Pop star Prince appears to have died without a will, leaving behind a $300 million estate. According to Minnesota law, the lack of a will means that his fortune will pass onto his family. In Prince's case, his parents and two half siblings are deceased, so this means his sister Tyka and five living half and step siblings. Three hundred million divided six or seven ways (a grandniece has surfaced and has the right to stake a claim) is nothing to sneeze at. However, Prince's siblings won't be the real winners in the inheritance lottery – the Federal government and Minnesota state government will turn out to be Prince's biggest heirs.
The Feds and Minnesota will both assess the death tax on the Purple One's assets. This will liquidate more than half of his estate. Prince's assets – cash, home, investments, future royalties on his music, etc. could have been passed down to Prince's spouse tax free if he had been married. Prince was not married, so only $1.6 million of Prince's estate will be exempt from Minnesota's death tax and only $5.45 million will escape the federal death tax.

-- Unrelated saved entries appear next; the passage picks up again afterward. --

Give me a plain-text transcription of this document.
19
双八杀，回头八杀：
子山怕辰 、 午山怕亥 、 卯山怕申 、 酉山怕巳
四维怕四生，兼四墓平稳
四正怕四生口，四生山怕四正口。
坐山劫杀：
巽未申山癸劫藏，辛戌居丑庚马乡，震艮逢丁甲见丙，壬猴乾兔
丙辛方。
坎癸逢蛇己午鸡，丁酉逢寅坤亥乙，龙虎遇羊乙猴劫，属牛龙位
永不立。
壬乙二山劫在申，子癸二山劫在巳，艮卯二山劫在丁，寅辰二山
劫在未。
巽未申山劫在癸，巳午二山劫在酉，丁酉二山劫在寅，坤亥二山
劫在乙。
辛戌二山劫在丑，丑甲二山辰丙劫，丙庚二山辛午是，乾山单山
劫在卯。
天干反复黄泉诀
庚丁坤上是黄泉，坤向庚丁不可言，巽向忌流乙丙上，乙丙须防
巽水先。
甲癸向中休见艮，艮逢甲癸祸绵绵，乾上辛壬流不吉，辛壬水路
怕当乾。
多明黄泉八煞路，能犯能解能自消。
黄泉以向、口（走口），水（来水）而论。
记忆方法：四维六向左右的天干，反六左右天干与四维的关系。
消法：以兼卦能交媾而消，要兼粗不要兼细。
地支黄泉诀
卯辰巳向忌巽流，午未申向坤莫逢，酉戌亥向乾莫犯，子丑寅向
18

Minnesota has one of the highest death tax rates in the nation at 16%. Couple that with the federal government's 40% death tax rate and 56% of Prince's estate will become the property of the government.

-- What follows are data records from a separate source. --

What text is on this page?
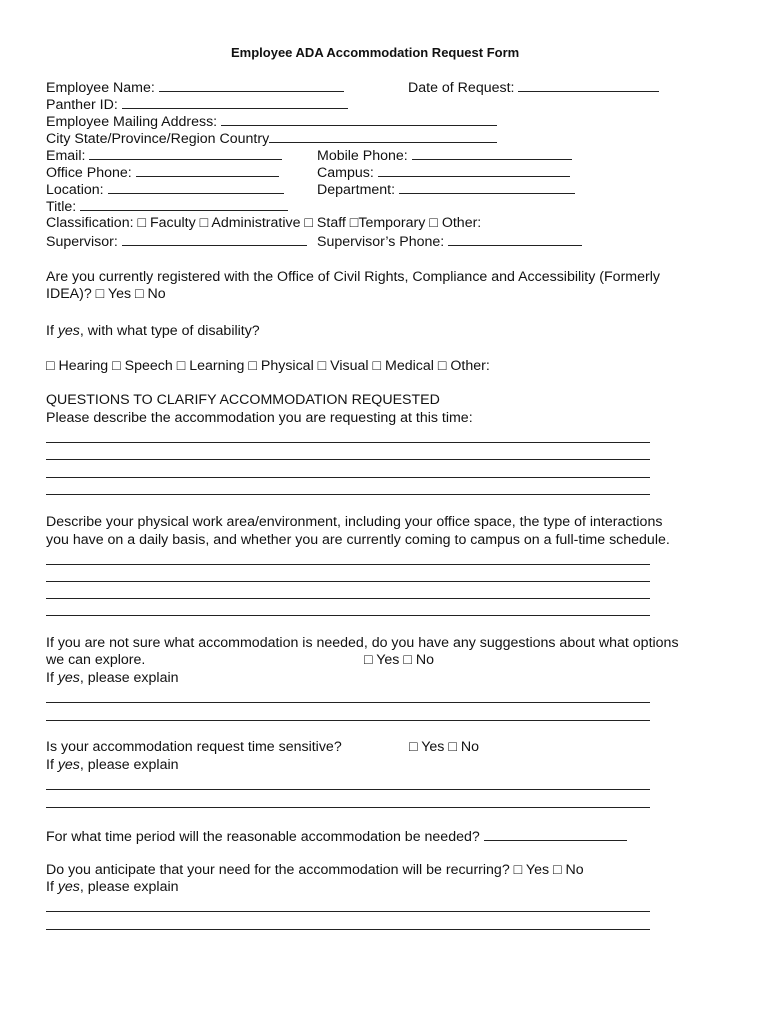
Employee ADA Accommodation Request Form
Employee Name:	Date of Request:
Panther ID:
Employee Mailing Address:
City State/Province/Region Country
Email:	Mobile Phone:
Office Phone:	Campus:
Location:	Department:
Title:
Classification: □ Faculty □ Administrative □ Staff □Temporary □ Other:
Supervisor:	Supervisor’s Phone:
Are you currently registered with the Office of Civil Rights, Compliance and Accessibility (Formerly
IDEA)? □ Yes □ No
If yes, with what type of disability?
□ Hearing □ Speech □ Learning □ Physical □ Visual □ Medical □ Other:
QUESTIONS TO CLARIFY ACCOMMODATION REQUESTED
Please describe the accommodation you are requesting at this time:
Describe your physical work area/environment, including your office space, the type of interactions
you have on a daily basis, and whether you are currently coming to campus on a full-time schedule.
If you are not sure what accommodation is needed, do you have any suggestions about what options
we can explore.	□ Yes □ No
If yes, please explain
Is your accommodation request time sensitive?	□ Yes □ No
If yes, please explain
For what time period will the reasonable accommodation be needed?
Do you anticipate that your need for the accommodation will be recurring? □ Yes □ No
If yes, please explain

If Prince had known he was going to die so young, he could have been able to limit the government's cash grab on his estate through tax planning. However, with a fortune as large as Prince's, the money-grubbing government confiscating most of it was as inevitable as it is unfair. While Prince's estate will still be worth significantly more than $100 million after the government takes its share, that isn't the case for the average American. Moral of the story? Make sure you have a will, people, even if you think you don't have a lot of cash or assets, it will make things easier on your loved ones when you die.
The world lost a music legend and Uncle Sam gets a more than $150 million gift as a result. It doesn't seem fair, does it?